Frank James, who had posted online that he was the “Prophet of Doom,” appeared in a Brooklyn federal court and admitted to pulling the trigger on a Manhattan-bound train as it moved between stations on April 12, 2022. He didn’t have a plea agreement, and prosecutors are seeking to put him in prison for decades.

James, 63, wearing a beige jail jumpsuit and black-rimmed glasses, said he only intended to cause serious bodily injury, not death. He pleaded guilty to all 11 counts in his indictment, including 10 counts of committing a terrorist attack against a mass transit system — one for each wounded passenger. He previously had vowed to fight the charges.

Several victims of the shooting were in court for James’ guilty plea, but none wanted to talk to reporters afterward.

At the hearing, Assistant U.S. Attorney Sara Winik said James “intended to inflict maximum damage at the height of rush hour.”

According to prosecutors, James set off a pair of smoke grenades and fired a barrage of random shots inside the train, bloodying passengers as it moved between stations in Brooklyn’s Sunset Park neighborhood.

Dressed as a maintenance worker, James then fled in the haze and confusion, setting off a 30-hour citywide manhunt that ended when he called the police on himself.

Before the shooting, James, who is Black, posted dozens of videos online in which he ranted about race, violence and his struggles with mental illness, sometimes adopting the moniker “Prophet of Doom.”

He decried the treatment of Black people and talked about how he was so frustrated, “I should have gotten a gun and just started shooting.” In one video, he appeared to be in a packed New York City subway car, raising his finger to point out passengers one by one.

James’ lawyers informed the judge on Dec. 21 that he wanted to plead guilty, an about-face from his earlier vow to fight the charges at trial. James has been jailed since the shooting in a federal lockup just blocks from where the attack took place.

In a jailhouse interview with The Associated Press in August, James spoke about his lifelong struggle with mental health and the notoriety he gained at the Metropolitan Detention Center in Brooklyn, where he befriended the disgraced R&B star R Kelly.

“It’s going to be a long case,” a sanguine and bespectacled James told the AP. “People don’t have enough information yet to judge me.”

“All in all I’m a good person at heart,” he added. “I’ve never hurt anybody.”

But prosecutors say James planned the shooting for years and terrified all of New York City with an attack that upended the ritual of the morning commute and endangered dozens of lives.

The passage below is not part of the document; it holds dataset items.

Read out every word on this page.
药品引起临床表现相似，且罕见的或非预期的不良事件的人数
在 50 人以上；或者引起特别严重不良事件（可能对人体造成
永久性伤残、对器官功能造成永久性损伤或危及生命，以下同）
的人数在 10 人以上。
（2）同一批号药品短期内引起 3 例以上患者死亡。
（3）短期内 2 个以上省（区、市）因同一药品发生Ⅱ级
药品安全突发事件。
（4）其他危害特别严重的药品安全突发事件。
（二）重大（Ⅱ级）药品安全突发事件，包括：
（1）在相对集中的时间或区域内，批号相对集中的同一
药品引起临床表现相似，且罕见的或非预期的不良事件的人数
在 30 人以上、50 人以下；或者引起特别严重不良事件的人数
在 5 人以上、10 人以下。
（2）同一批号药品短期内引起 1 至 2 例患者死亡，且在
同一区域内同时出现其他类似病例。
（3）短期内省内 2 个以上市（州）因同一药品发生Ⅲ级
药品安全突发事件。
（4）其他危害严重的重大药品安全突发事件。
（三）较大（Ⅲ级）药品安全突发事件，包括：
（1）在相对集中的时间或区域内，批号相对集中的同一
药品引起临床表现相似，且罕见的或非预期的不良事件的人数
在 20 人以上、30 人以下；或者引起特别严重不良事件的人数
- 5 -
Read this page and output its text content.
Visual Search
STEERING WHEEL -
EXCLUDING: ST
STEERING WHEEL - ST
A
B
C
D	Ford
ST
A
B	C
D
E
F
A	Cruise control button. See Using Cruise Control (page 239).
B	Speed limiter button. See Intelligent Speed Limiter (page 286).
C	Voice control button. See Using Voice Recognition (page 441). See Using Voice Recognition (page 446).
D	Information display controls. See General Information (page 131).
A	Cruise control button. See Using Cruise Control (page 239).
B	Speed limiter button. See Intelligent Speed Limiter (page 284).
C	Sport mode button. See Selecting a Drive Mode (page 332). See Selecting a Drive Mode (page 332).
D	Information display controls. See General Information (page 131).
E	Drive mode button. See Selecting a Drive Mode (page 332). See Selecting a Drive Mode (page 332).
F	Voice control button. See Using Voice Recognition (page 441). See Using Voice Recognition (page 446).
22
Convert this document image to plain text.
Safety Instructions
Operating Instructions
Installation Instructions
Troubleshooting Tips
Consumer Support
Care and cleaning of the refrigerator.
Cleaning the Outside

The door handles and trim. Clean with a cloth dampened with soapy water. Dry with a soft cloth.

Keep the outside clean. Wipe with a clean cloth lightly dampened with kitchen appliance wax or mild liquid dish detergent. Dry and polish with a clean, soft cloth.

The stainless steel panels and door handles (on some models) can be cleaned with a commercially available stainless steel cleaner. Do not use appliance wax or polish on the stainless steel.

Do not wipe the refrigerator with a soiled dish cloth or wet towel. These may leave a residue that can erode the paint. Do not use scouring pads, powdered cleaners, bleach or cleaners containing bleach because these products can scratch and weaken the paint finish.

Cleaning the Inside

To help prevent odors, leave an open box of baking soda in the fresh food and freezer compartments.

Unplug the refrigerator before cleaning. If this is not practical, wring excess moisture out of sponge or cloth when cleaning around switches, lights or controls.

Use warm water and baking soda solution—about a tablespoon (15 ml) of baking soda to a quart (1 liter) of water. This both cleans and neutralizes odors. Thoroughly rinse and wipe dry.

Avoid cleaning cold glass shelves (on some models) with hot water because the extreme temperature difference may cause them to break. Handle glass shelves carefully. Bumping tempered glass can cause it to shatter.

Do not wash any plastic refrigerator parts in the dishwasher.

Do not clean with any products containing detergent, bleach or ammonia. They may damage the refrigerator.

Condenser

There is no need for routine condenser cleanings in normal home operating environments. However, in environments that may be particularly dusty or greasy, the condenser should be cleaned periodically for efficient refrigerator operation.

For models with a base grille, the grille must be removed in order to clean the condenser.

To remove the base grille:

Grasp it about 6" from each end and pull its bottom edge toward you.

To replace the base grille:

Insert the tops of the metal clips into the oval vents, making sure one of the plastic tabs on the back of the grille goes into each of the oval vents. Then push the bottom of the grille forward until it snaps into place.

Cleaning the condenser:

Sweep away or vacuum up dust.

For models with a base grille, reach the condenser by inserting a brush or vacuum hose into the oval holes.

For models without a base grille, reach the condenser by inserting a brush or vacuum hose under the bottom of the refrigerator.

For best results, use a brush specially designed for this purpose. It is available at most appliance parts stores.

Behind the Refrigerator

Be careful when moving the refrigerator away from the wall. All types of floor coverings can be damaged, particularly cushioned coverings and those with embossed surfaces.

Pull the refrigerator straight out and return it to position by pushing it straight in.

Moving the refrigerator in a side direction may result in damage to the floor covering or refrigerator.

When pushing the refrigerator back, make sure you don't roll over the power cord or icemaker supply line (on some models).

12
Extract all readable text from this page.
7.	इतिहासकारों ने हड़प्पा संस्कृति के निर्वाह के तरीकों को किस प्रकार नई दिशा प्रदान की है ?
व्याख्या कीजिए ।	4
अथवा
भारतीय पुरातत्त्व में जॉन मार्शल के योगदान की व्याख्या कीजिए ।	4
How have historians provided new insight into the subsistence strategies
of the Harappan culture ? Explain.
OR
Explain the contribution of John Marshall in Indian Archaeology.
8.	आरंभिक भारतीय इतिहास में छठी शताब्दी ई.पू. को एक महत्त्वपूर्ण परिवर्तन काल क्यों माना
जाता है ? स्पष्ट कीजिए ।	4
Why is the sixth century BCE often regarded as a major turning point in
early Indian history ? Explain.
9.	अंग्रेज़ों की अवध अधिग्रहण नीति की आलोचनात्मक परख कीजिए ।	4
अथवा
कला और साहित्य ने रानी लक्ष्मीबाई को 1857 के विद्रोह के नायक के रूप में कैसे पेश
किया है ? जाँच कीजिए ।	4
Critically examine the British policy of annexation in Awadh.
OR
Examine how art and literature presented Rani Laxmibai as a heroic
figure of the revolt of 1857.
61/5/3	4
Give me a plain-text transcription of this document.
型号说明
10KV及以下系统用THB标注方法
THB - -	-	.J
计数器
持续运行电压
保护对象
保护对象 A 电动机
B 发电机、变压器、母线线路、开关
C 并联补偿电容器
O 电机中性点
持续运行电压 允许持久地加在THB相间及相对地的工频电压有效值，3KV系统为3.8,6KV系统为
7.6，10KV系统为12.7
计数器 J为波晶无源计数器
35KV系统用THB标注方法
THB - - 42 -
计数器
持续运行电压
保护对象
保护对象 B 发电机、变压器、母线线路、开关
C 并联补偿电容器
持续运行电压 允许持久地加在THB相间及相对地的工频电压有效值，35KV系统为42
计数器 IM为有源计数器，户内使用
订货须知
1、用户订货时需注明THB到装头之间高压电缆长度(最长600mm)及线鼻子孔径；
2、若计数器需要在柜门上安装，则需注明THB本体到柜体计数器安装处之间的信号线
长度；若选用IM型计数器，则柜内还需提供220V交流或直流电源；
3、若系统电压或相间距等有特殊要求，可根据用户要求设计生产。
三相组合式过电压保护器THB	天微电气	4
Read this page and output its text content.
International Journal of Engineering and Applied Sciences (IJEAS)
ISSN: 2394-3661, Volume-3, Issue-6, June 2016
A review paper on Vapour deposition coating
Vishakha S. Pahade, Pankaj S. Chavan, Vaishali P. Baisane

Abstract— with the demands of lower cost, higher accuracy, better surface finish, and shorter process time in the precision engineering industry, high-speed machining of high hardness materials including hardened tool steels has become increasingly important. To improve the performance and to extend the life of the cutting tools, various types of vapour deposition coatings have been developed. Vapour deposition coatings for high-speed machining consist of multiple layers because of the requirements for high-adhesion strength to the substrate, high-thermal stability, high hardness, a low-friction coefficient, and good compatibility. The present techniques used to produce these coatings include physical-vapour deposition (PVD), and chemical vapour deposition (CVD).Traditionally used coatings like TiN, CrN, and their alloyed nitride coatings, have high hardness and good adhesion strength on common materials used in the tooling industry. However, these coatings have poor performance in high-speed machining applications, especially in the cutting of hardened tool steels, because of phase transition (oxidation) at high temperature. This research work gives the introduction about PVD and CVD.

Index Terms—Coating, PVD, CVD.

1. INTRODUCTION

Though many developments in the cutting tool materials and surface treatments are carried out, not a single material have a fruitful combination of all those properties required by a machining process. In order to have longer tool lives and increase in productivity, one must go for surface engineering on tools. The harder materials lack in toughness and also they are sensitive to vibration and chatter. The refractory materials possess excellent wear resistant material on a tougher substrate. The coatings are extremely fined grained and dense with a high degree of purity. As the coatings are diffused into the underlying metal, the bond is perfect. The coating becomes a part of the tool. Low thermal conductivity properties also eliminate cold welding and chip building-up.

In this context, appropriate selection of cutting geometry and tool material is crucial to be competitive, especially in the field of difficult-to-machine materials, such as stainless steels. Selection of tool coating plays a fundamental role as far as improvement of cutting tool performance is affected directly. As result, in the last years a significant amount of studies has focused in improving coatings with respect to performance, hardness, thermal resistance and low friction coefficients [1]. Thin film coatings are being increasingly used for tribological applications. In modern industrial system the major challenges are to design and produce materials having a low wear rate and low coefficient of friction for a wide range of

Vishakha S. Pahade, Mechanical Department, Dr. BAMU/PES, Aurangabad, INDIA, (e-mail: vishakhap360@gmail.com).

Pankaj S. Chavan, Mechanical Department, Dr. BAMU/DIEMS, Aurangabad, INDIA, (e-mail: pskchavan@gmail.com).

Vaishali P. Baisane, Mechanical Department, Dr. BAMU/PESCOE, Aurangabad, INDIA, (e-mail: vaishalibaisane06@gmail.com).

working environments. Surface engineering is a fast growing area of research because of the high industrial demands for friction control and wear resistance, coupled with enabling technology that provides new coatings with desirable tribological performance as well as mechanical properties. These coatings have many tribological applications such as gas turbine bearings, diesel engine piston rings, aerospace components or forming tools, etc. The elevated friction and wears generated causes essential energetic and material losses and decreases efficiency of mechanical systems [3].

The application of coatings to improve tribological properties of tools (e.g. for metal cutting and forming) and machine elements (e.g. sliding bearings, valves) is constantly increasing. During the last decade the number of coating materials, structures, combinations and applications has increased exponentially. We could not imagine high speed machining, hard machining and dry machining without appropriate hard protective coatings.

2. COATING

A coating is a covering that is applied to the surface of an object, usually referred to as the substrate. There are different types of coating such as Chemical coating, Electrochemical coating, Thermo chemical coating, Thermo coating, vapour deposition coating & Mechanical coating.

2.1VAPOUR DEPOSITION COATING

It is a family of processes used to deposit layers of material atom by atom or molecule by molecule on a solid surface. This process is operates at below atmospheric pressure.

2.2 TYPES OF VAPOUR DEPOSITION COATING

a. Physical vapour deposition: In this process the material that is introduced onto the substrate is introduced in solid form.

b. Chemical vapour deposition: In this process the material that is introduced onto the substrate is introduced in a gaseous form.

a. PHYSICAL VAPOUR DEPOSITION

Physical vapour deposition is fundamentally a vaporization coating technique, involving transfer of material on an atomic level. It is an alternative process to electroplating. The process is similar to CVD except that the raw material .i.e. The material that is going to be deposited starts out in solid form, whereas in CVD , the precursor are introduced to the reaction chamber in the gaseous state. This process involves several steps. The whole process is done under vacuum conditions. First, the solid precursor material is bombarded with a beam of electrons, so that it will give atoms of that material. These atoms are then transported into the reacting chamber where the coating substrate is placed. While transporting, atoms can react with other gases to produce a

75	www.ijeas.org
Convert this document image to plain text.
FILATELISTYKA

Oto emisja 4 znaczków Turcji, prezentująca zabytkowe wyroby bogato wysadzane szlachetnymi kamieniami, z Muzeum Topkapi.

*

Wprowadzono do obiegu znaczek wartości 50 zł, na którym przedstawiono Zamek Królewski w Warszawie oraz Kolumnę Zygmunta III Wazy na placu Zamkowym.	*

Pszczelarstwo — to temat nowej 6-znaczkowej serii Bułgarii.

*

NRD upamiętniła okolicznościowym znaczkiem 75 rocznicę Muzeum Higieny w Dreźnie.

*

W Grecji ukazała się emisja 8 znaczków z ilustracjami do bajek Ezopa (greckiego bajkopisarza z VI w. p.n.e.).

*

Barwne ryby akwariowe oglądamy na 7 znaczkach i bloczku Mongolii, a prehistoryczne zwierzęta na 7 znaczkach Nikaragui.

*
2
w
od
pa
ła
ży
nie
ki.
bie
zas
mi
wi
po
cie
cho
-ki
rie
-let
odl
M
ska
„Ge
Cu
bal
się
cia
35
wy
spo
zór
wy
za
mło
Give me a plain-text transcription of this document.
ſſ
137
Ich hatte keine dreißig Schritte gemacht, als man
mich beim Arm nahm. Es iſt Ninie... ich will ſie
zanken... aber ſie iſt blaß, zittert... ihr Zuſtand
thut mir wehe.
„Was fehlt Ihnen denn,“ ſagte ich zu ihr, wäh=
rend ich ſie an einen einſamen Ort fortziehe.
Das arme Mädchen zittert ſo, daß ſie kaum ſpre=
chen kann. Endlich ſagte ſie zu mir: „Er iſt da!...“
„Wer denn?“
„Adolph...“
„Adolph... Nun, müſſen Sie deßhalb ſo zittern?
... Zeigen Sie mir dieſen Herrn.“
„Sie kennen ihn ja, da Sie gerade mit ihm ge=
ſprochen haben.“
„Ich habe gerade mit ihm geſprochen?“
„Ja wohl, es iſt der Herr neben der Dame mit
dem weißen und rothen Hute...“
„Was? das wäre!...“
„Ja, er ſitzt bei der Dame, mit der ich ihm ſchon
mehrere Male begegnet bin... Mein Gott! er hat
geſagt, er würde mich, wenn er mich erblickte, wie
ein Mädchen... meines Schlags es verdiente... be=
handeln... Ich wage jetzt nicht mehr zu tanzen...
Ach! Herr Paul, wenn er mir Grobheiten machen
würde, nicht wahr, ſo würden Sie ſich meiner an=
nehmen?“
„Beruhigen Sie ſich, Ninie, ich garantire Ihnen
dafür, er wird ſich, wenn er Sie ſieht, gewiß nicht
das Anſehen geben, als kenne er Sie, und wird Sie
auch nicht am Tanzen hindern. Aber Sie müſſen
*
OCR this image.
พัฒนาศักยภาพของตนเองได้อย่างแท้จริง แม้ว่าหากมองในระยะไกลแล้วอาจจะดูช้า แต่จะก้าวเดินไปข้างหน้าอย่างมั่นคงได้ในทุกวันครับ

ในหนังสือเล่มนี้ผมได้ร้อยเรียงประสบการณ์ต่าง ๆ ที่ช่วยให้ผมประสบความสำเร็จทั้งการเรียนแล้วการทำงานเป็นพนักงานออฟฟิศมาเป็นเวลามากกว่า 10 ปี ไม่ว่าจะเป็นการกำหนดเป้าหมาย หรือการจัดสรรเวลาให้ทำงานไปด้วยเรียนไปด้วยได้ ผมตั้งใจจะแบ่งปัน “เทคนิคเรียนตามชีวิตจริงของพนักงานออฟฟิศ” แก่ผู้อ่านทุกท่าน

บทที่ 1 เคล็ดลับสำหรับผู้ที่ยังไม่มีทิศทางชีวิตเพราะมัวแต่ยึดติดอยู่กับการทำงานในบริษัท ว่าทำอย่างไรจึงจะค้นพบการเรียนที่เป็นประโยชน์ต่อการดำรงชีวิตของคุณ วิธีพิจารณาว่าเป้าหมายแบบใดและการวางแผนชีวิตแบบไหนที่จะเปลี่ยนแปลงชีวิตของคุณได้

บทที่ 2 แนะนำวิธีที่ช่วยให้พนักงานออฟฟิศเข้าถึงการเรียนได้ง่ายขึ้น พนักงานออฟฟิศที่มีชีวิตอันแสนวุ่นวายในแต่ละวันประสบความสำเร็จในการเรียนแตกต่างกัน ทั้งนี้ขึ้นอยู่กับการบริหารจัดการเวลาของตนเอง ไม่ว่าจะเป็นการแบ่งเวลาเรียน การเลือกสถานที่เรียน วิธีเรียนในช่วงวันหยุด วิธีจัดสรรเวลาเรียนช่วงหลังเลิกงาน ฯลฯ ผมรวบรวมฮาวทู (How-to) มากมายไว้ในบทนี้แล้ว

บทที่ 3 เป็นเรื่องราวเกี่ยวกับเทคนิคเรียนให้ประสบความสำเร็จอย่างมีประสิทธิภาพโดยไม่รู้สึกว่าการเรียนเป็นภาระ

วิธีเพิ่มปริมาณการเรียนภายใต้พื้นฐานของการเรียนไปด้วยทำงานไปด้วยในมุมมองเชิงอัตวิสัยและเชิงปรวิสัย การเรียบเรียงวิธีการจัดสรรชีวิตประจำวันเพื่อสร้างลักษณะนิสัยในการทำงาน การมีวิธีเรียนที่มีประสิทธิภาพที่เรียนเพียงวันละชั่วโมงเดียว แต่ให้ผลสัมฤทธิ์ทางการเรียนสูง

James was arrested in Manhattan a day after the shooting after calling a police tip line to say where he was. Police were already searching in the area where James was located after a sharp-eyed high school photography student called in a tip about a man, believed to be the suspect, sitting on a bench with a duffel bag.

Prosecutors said a trove of evidence connected James to the attack. His bank card, cellphone and a key to a van he had rented were found at the shooting scene. Officers also found the handgun they said was used in the shooting; tracing records show James purchased the gun from a licensed gun dealer in Ohio in 2011.

In court papers, prosecutors suggested James had the means to carry out more attacks, noting that he had ammunition and other gun-related items in a Philadelphia storage unit. The New York City native had been living in Milwaukee and Philadelphia prior to the shooting.